Taiwanese pigeon racing wins
local and foreign fans
Words by Douglas Habecker
Translated by Angel Pu
With doctor-like hands, Wei Kuang-tan carefully picks up a delicate, bronze-eyed pigeon, splaying out a gray wing for inspection. He notes the bird is strong and powerful, able to fly long distances with ease. More a passion than hobby, pigeon racing for Wei has become a way of life. For the last 40 years, he has gotten up early to feed, train, race and breed his 60 or so pigeons.
"It's like raising children," says Wei, who also owns a feed store. "You must be careful at every stage of development."
Wei's wooden pigeon loft, atop of his Taichung city house, is like many throughout Taiwan. There are upwards of 100,000 people--mostly men--in Taiwan who practice pigeon racing, according to Wei. It's a sport and a business, as millions of NT dollars are spent annually raising and training these small birds, with billions more spent on betting.
While many are in it for the profit, or at least the dream of profits, Wei shows a real admiration for the birds themselves, the athletes in this sport. To be a winner, a pigeon in Taiwan must finish all six heats of a race. The heats get progressively longer, starting at 270 kilometers and ending at roughly 450 kilometers.
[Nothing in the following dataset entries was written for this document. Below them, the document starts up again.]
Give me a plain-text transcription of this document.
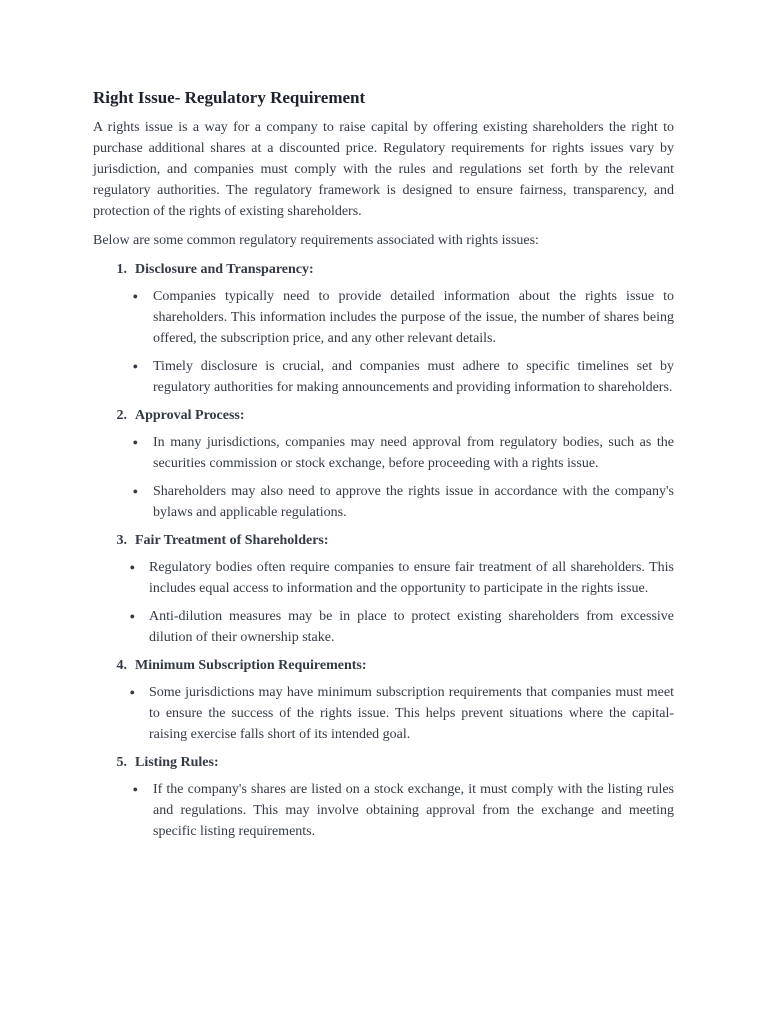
Right Issue- Regulatory Requirement

A rights issue is a way for a company to raise capital by offering existing shareholders the right to purchase additional shares at a discounted price. Regulatory requirements for rights issues vary by jurisdiction, and companies must comply with the rules and regulations set forth by the relevant regulatory authorities. The regulatory framework is designed to ensure fairness, transparency, and protection of the rights of existing shareholders.

Below are some common regulatory requirements associated with rights issues:

1. Disclosure and Transparency:
●	Companies typically need to provide detailed information about the rights issue to shareholders. This information includes the purpose of the issue, the number of shares being offered, the subscription price, and any other relevant details.
●	Timely disclosure is crucial, and companies must adhere to specific timelines set by regulatory authorities for making announcements and providing information to shareholders.
2. Approval Process:
●	In many jurisdictions, companies may need approval from regulatory bodies, such as the securities commission or stock exchange, before proceeding with a rights issue.
●	Shareholders may also need to approve the rights issue in accordance with the company's bylaws and applicable regulations.
3. Fair Treatment of Shareholders:
●	Regulatory bodies often require companies to ensure fair treatment of all shareholders. This includes equal access to information and the opportunity to participate in the rights issue.
●	Anti-dilution measures may be in place to protect existing shareholders from excessive dilution of their ownership stake.
4. Minimum Subscription Requirements:
●	Some jurisdictions may have minimum subscription requirements that companies must meet to ensure the success of the rights issue. This helps prevent situations where the capital-raising exercise falls short of its intended goal.
5. Listing Rules:
●	If the company's shares are listed on a stock exchange, it must comply with the listing rules and regulations. This may involve obtaining approval from the exchange and meeting specific listing requirements.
Taiwan's pigeons are internationally-known for their endurance and ability to fly over open water. However, the reality is that most of them don't make it home. Many find another place to live, others are captured in nets and later resold, and some perish along the way. Still, those who do return are given star-like status and valued by their owners as future breeding stock. "I love pigeons; therefore I love the sport," says Wei.
Also sharing the love of the sport is American Sam Webster, Wei's friend and fellow pigeon racer. On a warm winter day, Webster stands on his Taichung rooftop ready to welcome his tired and hungry pigeons home with a whistle and a shake of a food bowl. Without warning, a white streak appears in the blue sky.
"That's my red hen," he says excitedly. "Good girl!"
She has flown 360 kilometers in just under four hours. Her rhythmic cooing means that she is happy, he says. "She's had a ball," he remarks and, it appears, so has her owner.